I figured out that it is due to misplace of else in the code but I couldn't find why it won't work with else as I placed.


#8

This makes the most sense to me, code wise. On a self-deprecating side note, it pains me to know my most common short coming is understanding middle school level math...


#9

I agree Terrarockstar's way is a different solution and it works but I don't like having that check inside of the loop.

Since we know that x/n will = 1 when we reach n=x and our default behavior outside of the loop is to send "True" why have the code in the loop? We can handle that exception outside of the loop and save checking for that state every time the loop runs. We can take it a step further and not bother checking when n=x, as we know that will be true and can be matched by the else statement.

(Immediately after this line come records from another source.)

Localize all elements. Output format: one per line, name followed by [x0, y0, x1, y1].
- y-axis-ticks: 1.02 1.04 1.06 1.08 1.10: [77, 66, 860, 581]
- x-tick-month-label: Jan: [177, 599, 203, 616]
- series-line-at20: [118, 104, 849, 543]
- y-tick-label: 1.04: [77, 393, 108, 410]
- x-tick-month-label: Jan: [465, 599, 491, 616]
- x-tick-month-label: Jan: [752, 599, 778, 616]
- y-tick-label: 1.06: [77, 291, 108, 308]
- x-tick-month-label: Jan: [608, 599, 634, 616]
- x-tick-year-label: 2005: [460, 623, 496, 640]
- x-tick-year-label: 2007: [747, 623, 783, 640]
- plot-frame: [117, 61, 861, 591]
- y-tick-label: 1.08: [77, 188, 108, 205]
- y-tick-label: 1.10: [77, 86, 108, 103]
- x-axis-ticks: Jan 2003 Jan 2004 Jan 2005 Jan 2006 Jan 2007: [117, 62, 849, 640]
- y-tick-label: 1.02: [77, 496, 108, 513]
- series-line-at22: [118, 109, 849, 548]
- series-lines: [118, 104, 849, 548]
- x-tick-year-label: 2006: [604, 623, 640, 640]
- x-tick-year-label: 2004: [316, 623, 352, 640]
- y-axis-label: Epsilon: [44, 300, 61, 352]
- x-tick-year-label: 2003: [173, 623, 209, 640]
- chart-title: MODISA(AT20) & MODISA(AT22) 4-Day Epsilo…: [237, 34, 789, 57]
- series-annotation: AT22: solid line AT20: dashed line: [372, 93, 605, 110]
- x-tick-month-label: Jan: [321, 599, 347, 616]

Your example is cleaner and would run faster especially with very large numbers. That said, both were great examples of solutions to the issue.


#10

Ha! I agree about middle school math... this learning code thing is a humbling experience.


#11

@codyroche I agree. That's why I posted the alternative. It seemed like an unnecessary way to do it. However, I also never thought of it that way, so it was good to see.


#12

Sorry for the late reply @ajaxsolver68476:

If you put three backticks (SHIFT + the key to the left of the 1 on most keyboards) before and after your code, then the formatting sticks like so:

def is_prime(x):
    if x < 2:
        return False
    for n in range(2, x):
        if x % n == 0:
            return False 
    else:
        return True

Alternately, you can use the snipping tool, which is installed on most windows computers nowadays, which looks like this:

In any case, I'm not sure why that code isn't working for you. I've tried it again and it worked well. Maybe post your code using the backticks so we can see spacing/formatting.


#13

Bah, I got stuck on this problem and was racking my brain as to why it wasn't working. When I saw someone else's code looked the same as mind, I got even more frustrated.... until I noticed where my else statement was. Bah! shakes fist at pre-coffee brain


#14

could you help me understand whats wrong with this code?
def is_prime(x):

if x<2 :
    print"This number not prime"
    return False

elif x== 2 or x==3:
    print"This is  prime"
    return True

else:    
    for a in range(2,x):
        if x % a == 0:
            print"The number is not prime"
            return False

        else:
            print"The number is prime"
            return True

x=input("Enter a number: ")
is_prime(x)


#15

What's wrong with mine? Error is: Your function fails on is_prime(3). It returns None when it should return True.

def is_prime(x):
if x < 2:
return False
elif x == 2:
return True
else:
for n in range(2, x-1):
if x % n == 0:
return False
else:
return True


#17

Fijense en el úlimo else, asi debe ir posicionado.


#19

check your indents
yours is exactly same as mine,
except for the 4,5th line

def is_prime(x):
[tab] if x <2:
[tab][tab] return False
[tab] else:
[tab][tab] for n in range(2,x-1):
[tab][tab][tab] if x%n==0:
[tab][tab][tab][tab] return False
[tab][tab] else:
[tab][tab][tab] return True


#20

@zeziba @slythefantastic
Please check this if it is wrong...it shows me an error...

Thanks in advance

--
Regards
Pradeep


#21

Already have a good post on this

Here


#22

@zeziba It was an awesome explanation thanks a lot. :smiley:

--
Regards
Pradeep


#23

I was wondering the exact thing! Thank you for pointing that out or I would've kept going crazy over it.